Indonesia’s rupiah has jumped 9.2 percent against the greenback since Oct. 2, according to prices from local banks compiled by Bloomberg. The ruble strengthened 7.9 percent, Malaysia’s ringgit rose 6.9 percent, while the Colombian peso advanced 5.2 percent.
Pimco, which oversees $1.52 trillion of assets, said Thursday it expects emerging-market currencies to come under renewed pressure and favors investments that will profit from their depreciation. The rally is unlikely to endure because of slowing growth and prospects of policy easing in Asia, according to Khoon Goh, a senior strategist at ANZ in Singapore.
“While a delay in Fed rate-hike expectations may have been the catalyst for the sharp rally in Asian currencies this week, we do not believe this is the start of a turnaround,” Goh wrote in a report on Friday. “We still see challenging times ahead for Asian currencies.”
The MSCI Emerging Markets Index climbed 1.3 percent to 859.32 on Friday, pushing its gain for the week to 6.9 percent. All 10 industry groups rose. Sasol Ltd. helped push a gauge of energy shares to a 14 percent weekly increase, the most since May 2009.

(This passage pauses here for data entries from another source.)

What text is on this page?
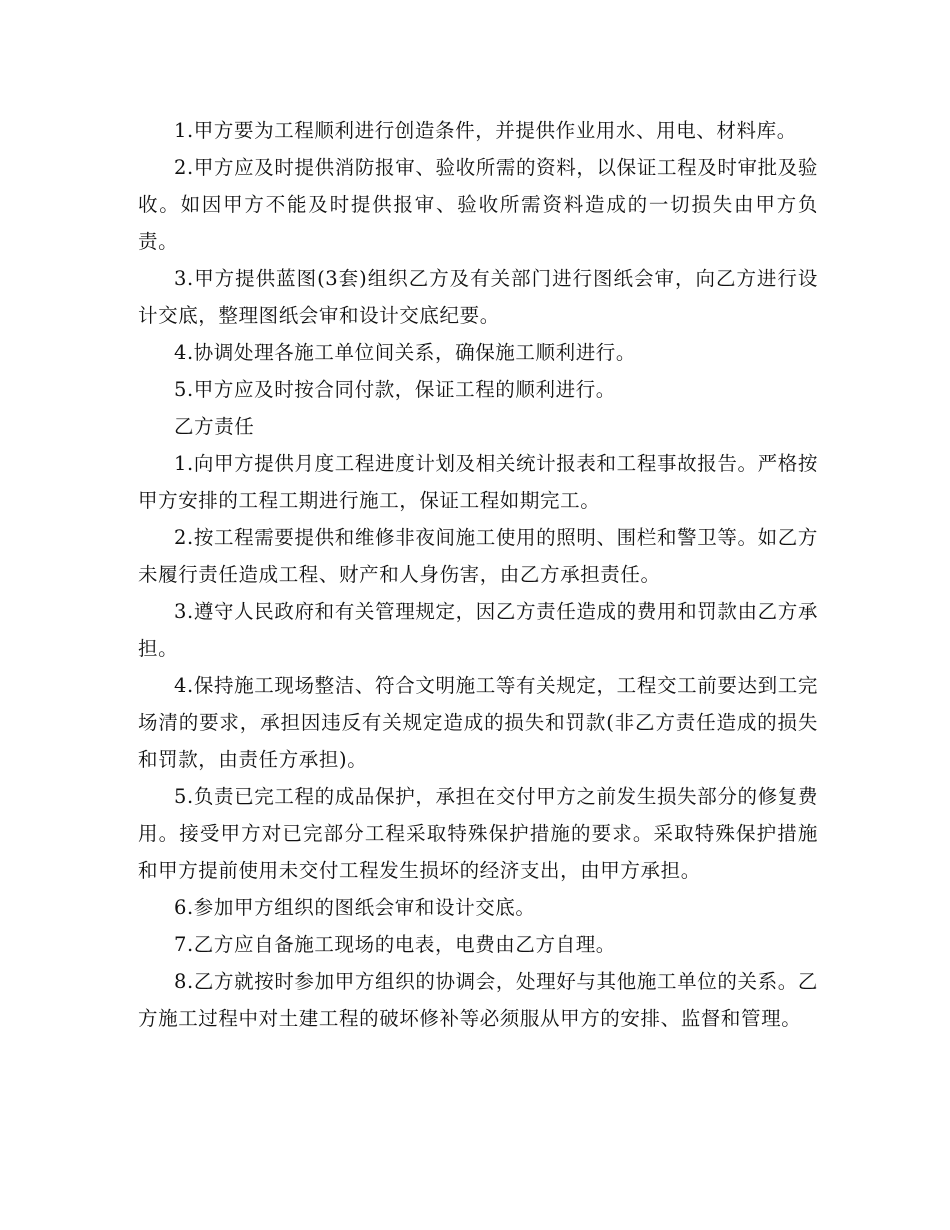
1.甲方要为工程顺利进行创造条件，并提供作业用水、用电、材料库。

2.甲方应及时提供消防报审、验收所需的资料，以保证工程及时审批及验收。如因甲方不能及时提供报审、验收所需资料造成的一切损失由甲方负责。

3.甲方提供蓝图(3套)组织乙方及有关部门进行图纸会审，向乙方进行设计交底，整理图纸会审和设计交底纪要。

4.协调处理各施工单位间关系，确保施工顺利进行。

5.甲方应及时按合同付款，保证工程的顺利进行。

乙方责任

1.向甲方提供月度工程进度计划及相关统计报表和工程事故报告。严格按甲方安排的工程工期进行施工，保证工程如期完工。

2.按工程需要提供和维修非夜间施工使用的照明、围栏和警卫等。如乙方未履行责任造成工程、财产和人身伤害，由乙方承担责任。

3.遵守人民政府和有关管理规定，因乙方责任造成的费用和罚款由乙方承担。

4.保持施工现场整洁、符合文明施工等有关规定，工程交工前要达到工完场清的要求，承担因违反有关规定造成的损失和罚款(非乙方责任造成的损失和罚款，由责任方承担)。

5.负责已完工程的成品保护，承担在交付甲方之前发生损失部分的修复费用。接受甲方对已完部分工程采取特殊保护措施的要求。采取特殊保护措施和甲方提前使用未交付工程发生损坏的经济支出，由甲方承担。

6.参加甲方组织的图纸会审和设计交底。

7.乙方应自备施工现场的电表，电费由乙方自理。

8.乙方就按时参加甲方组织的协调会，处理好与其他施工单位的关系。乙方施工过程中对土建工程的破坏修补等必须服从甲方的安排、监督和管理。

Equity markets in Hungary, Russia, Poland and the Czech Republic rose at least 1 percent. The Ibovespa Brazilian stock benchmark gained 0.5 percent, while the real rallied for a second day, appreciating 0.6 percent against the dollar.
Hong Kong’s Hang Seng China Enterprises Index completed its best weekly surge since April as investors speculated the government will take more steps to boost the economy. Russia’s Micex Index climbed 7.3 percent this week, the largest increase since January.
“The Fed comments are prompting investors to come back to emerging markets,” said Gavin Parry, managing director of Parry International Trading Ltd. “That’s helped boost confidence.”
The MSCI developing-nation gauge has dropped 10 percent this year and is valued at 11.4 times projected 12-month earnings, data compiled by Bloomberg show. The MSCI World Index has retreated 2.1 percent in 2015 and is valued at a multiple of 15.6.
The premium investors demand to own emerging-market debt over U.S. Treasuries narrowed one basis point to 401 basis points, according to JPMorgan Chase & Co. indexes.